Our opinion has been requested concerning the taxable status of certain unimproved land located in a village. This land is owned by the village and has remained vacant since its acquisition. The village allows local groups including a fire company and a Veterans of Foreign Wars post to conduct fund raising bazaars on the property. This activity is the sole use to which the property is put, and it occurs only three or four times a year. We have been asked whether the property should be listed as exempt from taxation on the assessment roll of the town within which the village is located.

Subdivision 1 of section 406 of the Real Property Tax Law provides an exemption from taxation for real property owned by a municipal corporation within its corporate limits if such property is held for a public use. The phrase, “held for a public use” is not defined in the statute, but it has been the subject of judicial interpretation.

In the case of Herkimer County v. Village of Herkimer, 251 A.D. 126, 295 N.Y.S. 629, aff’d, 279 N.Y. 560, 18 N.E.2d 854, the court said:

“Held for public use,” in this connection, means that the property should be occupied, employed, or availed of, by and for the benefit of the community at large, and implies a possession, occupation and enjoyment by the public, or by public agencies. 295 N.Y.S. at 634.

If municipally owned property is unused, it is not “held for a public use” within the meaning of section 406 (Long Island Land Research Bureau v. Town of Hempstead, 283 App.Div. 663, 126 N.Y.S.2d 857). Similarly, if use of the property is infrequent or de minimis, it does not qualify for the municipal corporations exemption (see, Village of Watkins Glen v. Hager, 140 Misc. 816, 252 N.Y.S. 146, wherein the court denied exemption for property, the sole public use of which was storage of some obsolete fire apparatus and discarded highway maintenance equipment). The property in question appears to be taxable pursuant to this principle, since it is used on only a few occasions per year.
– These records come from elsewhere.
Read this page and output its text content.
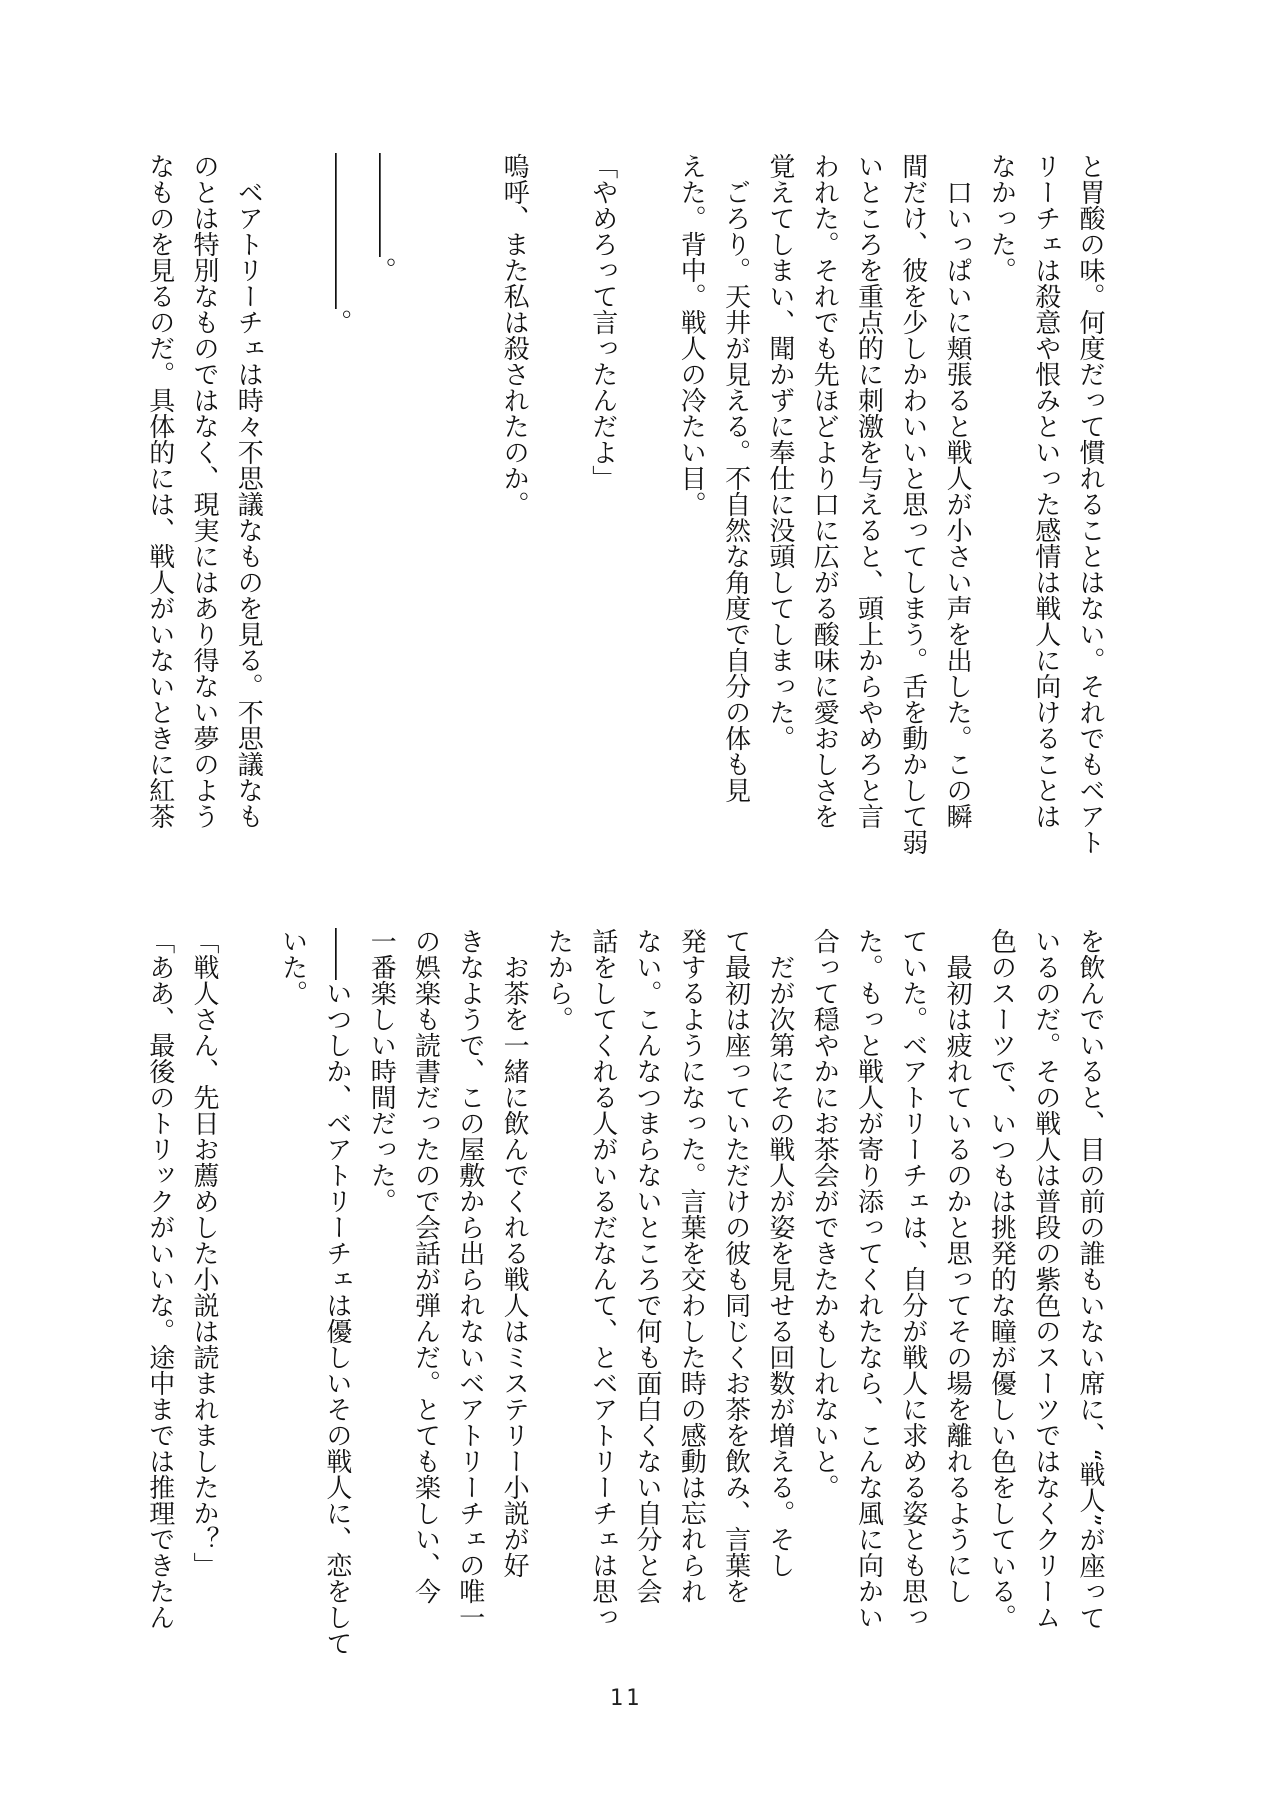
と胃酸の味。何度だって慣れることはない。それでもベアト
リーチェは殺意や恨みといった感情は戦人に向けることは
なかった。
　口いっぱいに頬張ると戦人が小さい声を出した。この瞬
間だけ、彼を少しかわいいと思ってしまう。舌を動かして弱
いところを重点的に刺激を与えると、頭上からやめろと言
われた。それでも先ほどより口に広がる酸味に愛おしさを
覚えてしまい、聞かずに奉仕に没頭してしまった。
　ごろり。天井が見える。不自然な角度で自分の体も見
えた。背中。戦人の冷たい目。
「やめろって言ったんだよ」
嗚呼、また私は殺されたのか。
――――。
――――――。
　ベアトリーチェは時々不思議なものを見る。不思議なも
のとは特別なものではなく、現実にはあり得ない夢のよう
なものを見るのだ。具体的には、戦人がいないときに紅茶
を飲んでいると、目の前の誰もいない席に、“戦人”が座って
いるのだ。その戦人は普段の紫色のスーツではなくクリーム
色のスーツで、いつもは挑発的な瞳が優しい色をしている。
　最初は疲れているのかと思ってその場を離れるようにし
ていた。ベアトリーチェは、自分が戦人に求める姿とも思っ
た。もっと戦人が寄り添ってくれたなら、こんな風に向かい
合って穏やかにお茶会ができたかもしれないと。
　だが次第にその戦人が姿を見せる回数が増える。そし
て最初は座っていただけの彼も同じくお茶を飲み、言葉を
発するようになった。言葉を交わした時の感動は忘れられ
ない。こんなつまらないところで何も面白くない自分と会
話をしてくれる人がいるだなんて、とベアトリーチェは思っ
たから。
　お茶を一緒に飲んでくれる戦人はミステリー小説が好
きなようで、この屋敷から出られないベアトリーチェの唯一
の娯楽も読書だったので会話が弾んだ。とても楽しい、今
一番楽しい時間だった。
――いつしか、ベアトリーチェは優しいその戦人に、恋をして
いた。
「戦人さん、先日お薦めした小説は読まれましたか？」
「ああ、最後のトリックがいいな。途中までは推理できたん
11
Further, the use of this property is not sufficiently public in nature to render the property exempt under section 406. Although the performance of activities by private organizations does not necessarily remove the right to the municipal exemption, case law holds that the private parties using the property must be performing a municipal function which a state law authorizes the owning municipality to perform (see, e.g., Town of Harrison v. Westchester Co., 13 N.Y.2d 258, 196 N.E.2d 240, 246 N.Y.S.2d 593 [operation of an airport]; People ex rel. Mayor v. Board of Assessors, 111 N.Y.505, 19 N.E.90 [operation of a ferry]; People ex rel. I.R.T. Co. v. State Board of Tax Commissioners, 126 App. Div. 610, 110 N.Y.S. 577 [operation of a subway]).

The described use of the subject property is not a municipal function. We have said that the use of village owned property for the provision of fire protection services by the village fire department is a public use within the meaning of section 406 (5 Op.Counsel SBEA No. 107). However, the conduct of fund raising bazaars on a very infrequent basis is not sufficiently related to fire protection activities to be characterized as a public use (see, also, Fallica v. Town of Brookhaven, 69 A.D.2d 572, 419 N.Y.S.2d 102 regarding public use). In any event, the infrequency of such use and the use of the property for clearly non-public activities such as VFW fund raising events renders the property ineligible for exemption pursuant to section 406.